The summary of the largest clinical study in the world on the treatment of COVID-19 patients was released on May 27 by the IHU Marseille.
This study follows a range of studies by the institute about therapies for COVID-19, starting with the very first trial about the use of hydroxychloroquine, and the hydroxychloroquine – azithromycin combination, on March 23.
A major milestone in the research by Professor Didier Raoult and his team was the study over 1061 patients, with preliminary results released on April 9, on the occasion of a visit by French President Emmanuel Macron at the institute. The full study was published on May 5 on ScienceDirect, an online service of Elsevier.
The new study, of which the summary was released on May 27, is titled: “Early diagnosis and management of COVID-19 patients: a real-life cohort study of 3,737 patients, Marseille, France.”
As background, the summary reads:
“In our institute in Marseille, France, we proposed early and massive screening for coronavirus disease 2019 (COVID-19). Hospitalization and early treatment with hydroxychloroquine and azithromycin (HCQ-AZ) was proposed for the positive cases.”
65,993 individuals were tested for COVID-19 and 6,836 patients (10.4%) were diagnosed, including 3,737 patients covered by the new study.
The overall fatality rate was 0.9%.
Out of the 3,737 patients, 3,054 (81.7%) were treated with the combination hydroxychloroquine and azithromycin.
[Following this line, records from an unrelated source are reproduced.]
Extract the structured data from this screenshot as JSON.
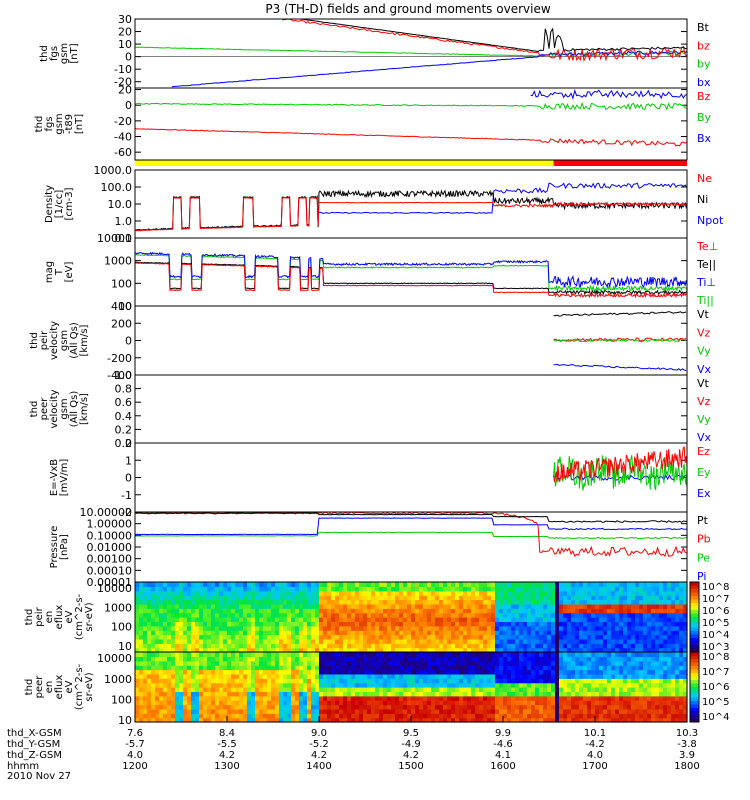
{
  "title": "P3 (TH-D) fields and ground moments overview",
  "colors": {
    "black": "#000000",
    "red": "#ff0000",
    "green": "#00cc00",
    "blue": "#0000ff",
    "yellow": "#ffff00"
  },
  "chart_data": [
    {
      "type": "line",
      "id": "p1",
      "ylabel": [
        "thd",
        "fgs",
        "gsm",
        "[nT]"
      ],
      "yticks": [
        "30",
        "20",
        "10",
        "0",
        "-10",
        "-20"
      ],
      "ylim": [
        -25,
        30
      ],
      "legend": [
        "Bt",
        "bz",
        "by",
        "bx"
      ],
      "legend_colors": [
        "black",
        "red",
        "green",
        "blue"
      ]
    },
    {
      "type": "line",
      "id": "p2",
      "ylabel": [
        "thd",
        "fgs",
        "gsm",
        "-t89",
        "[nT]"
      ],
      "yticks": [
        "20",
        "0",
        "-20",
        "-40",
        "-60"
      ],
      "ylim": [
        -70,
        22
      ],
      "legend": [
        "Bz",
        "By",
        "Bx"
      ],
      "legend_colors": [
        "red",
        "green",
        "blue"
      ]
    },
    {
      "type": "line",
      "id": "p3",
      "ylabel": [
        "Density",
        "[1/cc]",
        "[cm-3]"
      ],
      "yticks": [
        "1000.0",
        "100.0",
        "10.0",
        "1.0",
        "0.1"
      ],
      "ylim": [
        0.1,
        1000
      ],
      "log": true,
      "legend": [
        "Ne",
        "Ni",
        "Npot"
      ],
      "legend_colors": [
        "red",
        "black",
        "blue"
      ]
    },
    {
      "type": "line",
      "id": "p4",
      "ylabel": [
        "mag",
        "T",
        "[eV]"
      ],
      "yticks": [
        "10000",
        "1000",
        "100",
        "10"
      ],
      "ylim": [
        10,
        10000
      ],
      "log": true,
      "legend": [
        "Te⊥",
        "Te||",
        "Ti⊥",
        "Ti||"
      ],
      "legend_colors": [
        "red",
        "black",
        "blue",
        "green"
      ]
    },
    {
      "type": "line",
      "id": "p5",
      "ylabel": [
        "thd",
        "peir",
        "velocity",
        "gsm",
        "(All Qs)",
        "[km/s]"
      ],
      "yticks": [
        "400",
        "200",
        "0",
        "-200",
        "-400"
      ],
      "ylim": [
        -400,
        400
      ],
      "legend": [
        "Vt",
        "Vz",
        "Vy",
        "Vx"
      ],
      "legend_colors": [
        "black",
        "red",
        "green",
        "blue"
      ]
    },
    {
      "type": "line",
      "id": "p6",
      "ylabel": [
        "thd",
        "peer",
        "velocity",
        "gsm",
        "(All Qs)",
        "[km/s]"
      ],
      "yticks": [
        "1.0",
        "0.8",
        "0.6",
        "0.4",
        "0.2",
        "0.0"
      ],
      "ylim": [
        0,
        1
      ],
      "legend": [
        "Vt",
        "Vz",
        "Vy",
        "Vx"
      ],
      "legend_colors": [
        "black",
        "red",
        "green",
        "blue"
      ]
    },
    {
      "type": "line",
      "id": "p7",
      "ylabel": [
        "E=-VxB",
        "[mV/m]"
      ],
      "yticks": [
        "2",
        "1",
        "0",
        "-1",
        "-2"
      ],
      "ylim": [
        -2,
        2
      ],
      "legend": [
        "Ez",
        "Ey",
        "Ex"
      ],
      "legend_colors": [
        "red",
        "green",
        "blue"
      ]
    },
    {
      "type": "line",
      "id": "p8",
      "ylabel": [
        "Pressure",
        "[nPa]"
      ],
      "yticks": [
        "10.00000",
        "1.00000",
        "0.10000",
        "0.01000",
        "0.00100",
        "0.00010",
        "0.00001"
      ],
      "ylim": [
        1e-05,
        10
      ],
      "log": true,
      "legend": [
        "Pt",
        "Pb",
        "Pe",
        "Pi"
      ],
      "legend_colors": [
        "black",
        "red",
        "green",
        "blue"
      ]
    },
    {
      "type": "heatmap",
      "id": "p9",
      "ylabel": [
        "thd",
        "peir",
        "en",
        "eflux",
        "eV",
        "(cm^2-s-",
        "sr-eV)"
      ],
      "yticks": [
        "10000",
        "1000",
        "100",
        "10"
      ],
      "ylim": [
        5,
        20000
      ],
      "log": true,
      "cbar": [
        "10^8",
        "10^7",
        "10^6",
        "10^5",
        "10^4",
        "10^3"
      ]
    },
    {
      "type": "heatmap",
      "id": "p10",
      "ylabel": [
        "thd",
        "peer",
        "en",
        "eflux",
        "eV",
        "(cm^2-s-",
        "sr-eV)"
      ],
      "yticks": [
        "10000",
        "1000",
        "100",
        "10"
      ],
      "ylim": [
        8,
        20000
      ],
      "log": true,
      "cbar": [
        "10^8",
        "10^7",
        "10^6",
        "10^5",
        "10^4"
      ]
    }
  ],
  "xaxis": {
    "row_labels": [
      "thd_X-GSM",
      "thd_Y-GSM",
      "thd_Z-GSM",
      "hhmm",
      "2010 Nov 27"
    ],
    "xlim": [
      1200,
      1800
    ],
    "ticks": [
      {
        "x": "7.6",
        "y": "-5.7",
        "z": "4.0",
        "t": "1200"
      },
      {
        "x": "8.4",
        "y": "-5.5",
        "z": "4.2",
        "t": "1300"
      },
      {
        "x": "9.0",
        "y": "-5.2",
        "z": "4.2",
        "t": "1400"
      },
      {
        "x": "9.5",
        "y": "-4.9",
        "z": "4.2",
        "t": "1500"
      },
      {
        "x": "9.9",
        "y": "-4.6",
        "z": "4.1",
        "t": "1600"
      },
      {
        "x": "10.1",
        "y": "-4.2",
        "z": "4.0",
        "t": "1700"
      },
      {
        "x": "10.3",
        "y": "-3.8",
        "z": "3.9",
        "t": "1800"
      }
    ]
  }
}
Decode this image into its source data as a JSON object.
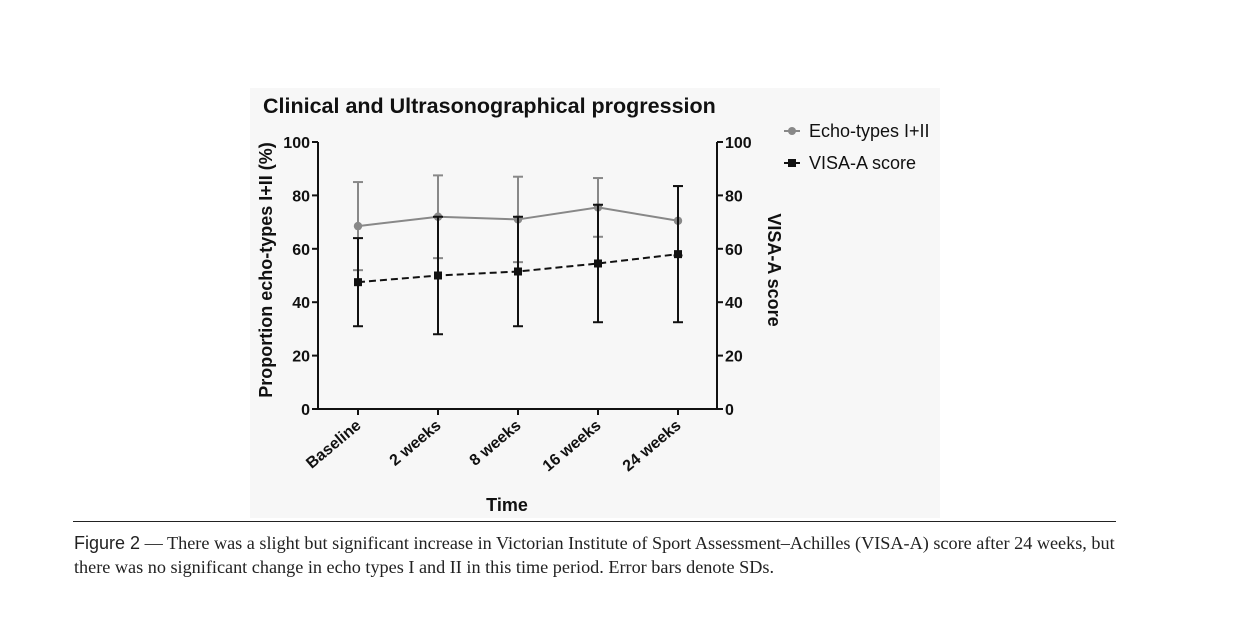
{
  "chart_data": {
    "type": "line",
    "title": "Clinical and Ultrasonographical progression",
    "xlabel": "Time",
    "ylabel_left": "Proportion echo-types I+II (%)",
    "ylabel_right": "VISA-A score",
    "categories": [
      "Baseline",
      "2 weeks",
      "8 weeks",
      "16 weeks",
      "24 weeks"
    ],
    "ylim_left": [
      0,
      100
    ],
    "ylim_right": [
      0,
      100
    ],
    "yticks_left": [
      0,
      20,
      40,
      60,
      80,
      100
    ],
    "yticks_right": [
      0,
      20,
      40,
      60,
      80,
      100
    ],
    "grid": false,
    "legend_position": "top-right",
    "series": [
      {
        "name": "Echo-types I+II",
        "axis": "left",
        "color": "#888888",
        "marker": "circle",
        "line_style": "solid",
        "values": [
          68.5,
          72,
          71,
          75.5,
          70.5
        ],
        "sd": [
          16.5,
          15.5,
          16,
          11,
          13
        ]
      },
      {
        "name": "VISA-A score",
        "axis": "right",
        "color": "#111111",
        "marker": "square",
        "line_style": "dashed",
        "values": [
          47.5,
          50,
          51.5,
          54.5,
          58
        ],
        "sd": [
          16.5,
          22,
          20.5,
          22,
          25.5
        ]
      }
    ]
  },
  "caption": {
    "label": "Figure 2",
    "text": " — There was a slight but significant increase in Victorian Institute of Sport Assessment–Achilles (VISA-A) score after 24 weeks, but there was no significant change in echo types I and II in this time period. Error bars denote SDs."
  }
}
The study finds that this treatment was associated with a decreased risk of transfer to the ICU or death, decreased risk of hospitalization ≥10 days and shorter duration of viral shedding).
Regarding cardiac aspects, the summary notes:
“QTc prolongation (>60 ms) was observed in 25 patients (0.67%) leading to the cessation of treatment in 3 cases. No cases of torsade de pointe or sudden death were observed.”
The summary conclusion reads as follows:
“Early diagnosis, early isolation and early treatment with at least 3 days of HCQ-AZ result in a significantly better clinical outcome and contagiosity in patients with COVID-19 than other treatments.”
“Long-term follow-up to screen for fibrosis will be the next challenge in the management of COVID-19.”